BN: How does log management increase visibility into security?
RS: Security is a huge undertaking just on its own. When it comes to structuring data there are a lot of areas that are going to need to be categorized. With SIEM tools for instance, you can think of logging as a precursor to them. And once you have that data categorized in a manner that you can understand and run aggregates and analysis on, you can quickly see from the logs it looks like this component is affected and this type of message is an authorized login, for example. You can really begin diving into the specifics of what's going on in your system.
Also, because you might be pulling logs from different places, there are different parts of the application lifecycle to gain visibility into. For example, depending on the continuous integration tool you have set up in your organization, you can track logs from those systems and -- once it's deployed -- receive valuable insight for deploying and running your applications.
And this goes all the way down to the application level of when it is running in production, to better understand an event and decide if it is unusual and should be investigated. The more structure you can put into your logs, the more value you can drive, especially for long-term aggregation and detection of unusual behaviors.
BN: If an IT team is considering a DevSecOps initiative, where is a good place to start?
RS: There are many factors that play into a successful DevSecOps initiative, but deciding on overall goals, how the work culture will support the initiative and receiving strong buy-in from everyone in the IT organization is a good place to start.
Tactically, having basic proactive and reactive approaches in place is a great start. Even setting up automated codebase scans can quickly catch major issues and notify the appropriate teams can be super helpful. This benefits multiple parties -- security, app developers, operations -- to know their dependency might have a problem.

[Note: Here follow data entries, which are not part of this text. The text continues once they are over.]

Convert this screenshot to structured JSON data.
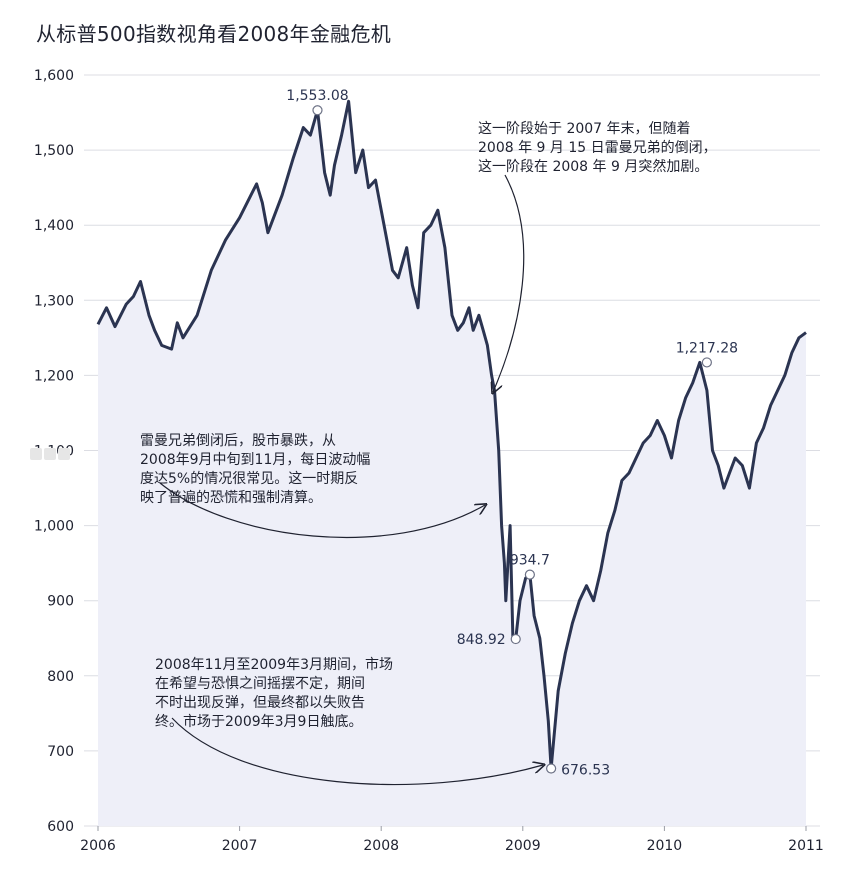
{
  "title": "从标普500指数视角看2008年金融危机",
  "chart_data": {
    "type": "area",
    "title": "从标普500指数视角看2008年金融危机",
    "xlabel": "",
    "ylabel": "",
    "xlim": [
      2006,
      2011
    ],
    "ylim": [
      600,
      1600
    ],
    "x_ticks": [
      "2006",
      "2007",
      "2008",
      "2009",
      "2010",
      "2011"
    ],
    "y_ticks": [
      "600",
      "700",
      "800",
      "900",
      "1,000",
      "1,100",
      "1,200",
      "1,300",
      "1,400",
      "1,500",
      "1,600"
    ],
    "grid": true,
    "line_color": "#2b3451",
    "fill_color": "#eeeff8",
    "series": [
      {
        "x": [
          2006.0,
          2006.06,
          2006.12,
          2006.2,
          2006.25,
          2006.3,
          2006.36,
          2006.4,
          2006.45,
          2006.52,
          2006.56,
          2006.6,
          2006.7,
          2006.8,
          2006.9,
          2007.0,
          2007.08,
          2007.12,
          2007.16,
          2007.2,
          2007.3,
          2007.38,
          2007.45,
          2007.5,
          2007.55,
          2007.6,
          2007.64,
          2007.67,
          2007.72,
          2007.77,
          2007.82,
          2007.87,
          2007.91,
          2007.96,
          2008.0,
          2008.04,
          2008.08,
          2008.12,
          2008.18,
          2008.22,
          2008.26,
          2008.3,
          2008.35,
          2008.4,
          2008.45,
          2008.5,
          2008.54,
          2008.58,
          2008.62,
          2008.65,
          2008.69,
          2008.72,
          2008.75,
          2008.78,
          2008.8,
          2008.83,
          2008.85,
          2008.87,
          2008.88,
          2008.91,
          2008.93,
          2008.95,
          2008.98,
          2009.02,
          2009.05,
          2009.08,
          2009.12,
          2009.15,
          2009.18,
          2009.2,
          2009.25,
          2009.3,
          2009.35,
          2009.4,
          2009.45,
          2009.5,
          2009.55,
          2009.6,
          2009.65,
          2009.7,
          2009.75,
          2009.8,
          2009.85,
          2009.9,
          2009.95,
          2010.0,
          2010.05,
          2010.1,
          2010.15,
          2010.2,
          2010.25,
          2010.3,
          2010.34,
          2010.38,
          2010.42,
          2010.46,
          2010.5,
          2010.55,
          2010.6,
          2010.65,
          2010.7,
          2010.75,
          2010.8,
          2010.85,
          2010.9,
          2010.95,
          2011.0
        ],
        "y": [
          1268,
          1290,
          1265,
          1295,
          1305,
          1325,
          1280,
          1260,
          1240,
          1235,
          1270,
          1250,
          1280,
          1340,
          1380,
          1410,
          1440,
          1455,
          1430,
          1390,
          1440,
          1490,
          1530,
          1520,
          1553,
          1470,
          1440,
          1480,
          1520,
          1565,
          1470,
          1500,
          1450,
          1460,
          1420,
          1380,
          1340,
          1330,
          1370,
          1320,
          1290,
          1390,
          1400,
          1420,
          1370,
          1280,
          1260,
          1270,
          1290,
          1260,
          1280,
          1260,
          1240,
          1200,
          1180,
          1100,
          1000,
          950,
          900,
          1000,
          850,
          848.92,
          900,
          930,
          934.7,
          880,
          850,
          800,
          740,
          676.53,
          780,
          830,
          870,
          900,
          920,
          900,
          940,
          990,
          1020,
          1060,
          1070,
          1090,
          1110,
          1120,
          1140,
          1120,
          1090,
          1140,
          1170,
          1190,
          1217.28,
          1180,
          1100,
          1080,
          1050,
          1070,
          1090,
          1080,
          1050,
          1110,
          1130,
          1160,
          1180,
          1200,
          1230,
          1250,
          1257
        ]
      }
    ],
    "data_labels": [
      {
        "x": 2007.55,
        "y": 1553.08,
        "label": "1,553.08",
        "pos": "above"
      },
      {
        "x": 2009.05,
        "y": 934.7,
        "label": "934.7",
        "pos": "above"
      },
      {
        "x": 2008.95,
        "y": 848.92,
        "label": "848.92",
        "pos": "left"
      },
      {
        "x": 2009.2,
        "y": 676.53,
        "label": "676.53",
        "pos": "right"
      },
      {
        "x": 2010.3,
        "y": 1217.28,
        "label": "1,217.28",
        "pos": "above"
      }
    ]
  },
  "annotations": {
    "note_1": "这一阶段始于 2007 年末，但随着\n2008 年 9 月 15 日雷曼兄弟的倒闭，\n这一阶段在 2008 年 9 月突然加剧。",
    "note_2": "雷曼兄弟倒闭后，股市暴跌，从\n2008年9月中旬到11月，每日波动幅\n度达5%的情况很常见。这一时期反\n映了普遍的恐慌和强制清算。",
    "note_3": "2008年11月至2009年3月期间，市场\n在希望与恐惧之间摇摆不定，期间\n不时出现反弹，但最终都以失败告\n终。市场于2009年3月9日触底。"
  }
}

And security is critical. In my experience, security is often viewed like insurance. Everyone wants it but nobody wants to pay for it, nor spend the time it takes to learn and apply it to their organization. Thinking about security from a preventative approach, any low effort, high impact deliverable that you can receive as an early stage company is huge. It will lay the foundation later on for better practices, faster to production delivery times, and even detection of important issues before they happen in production.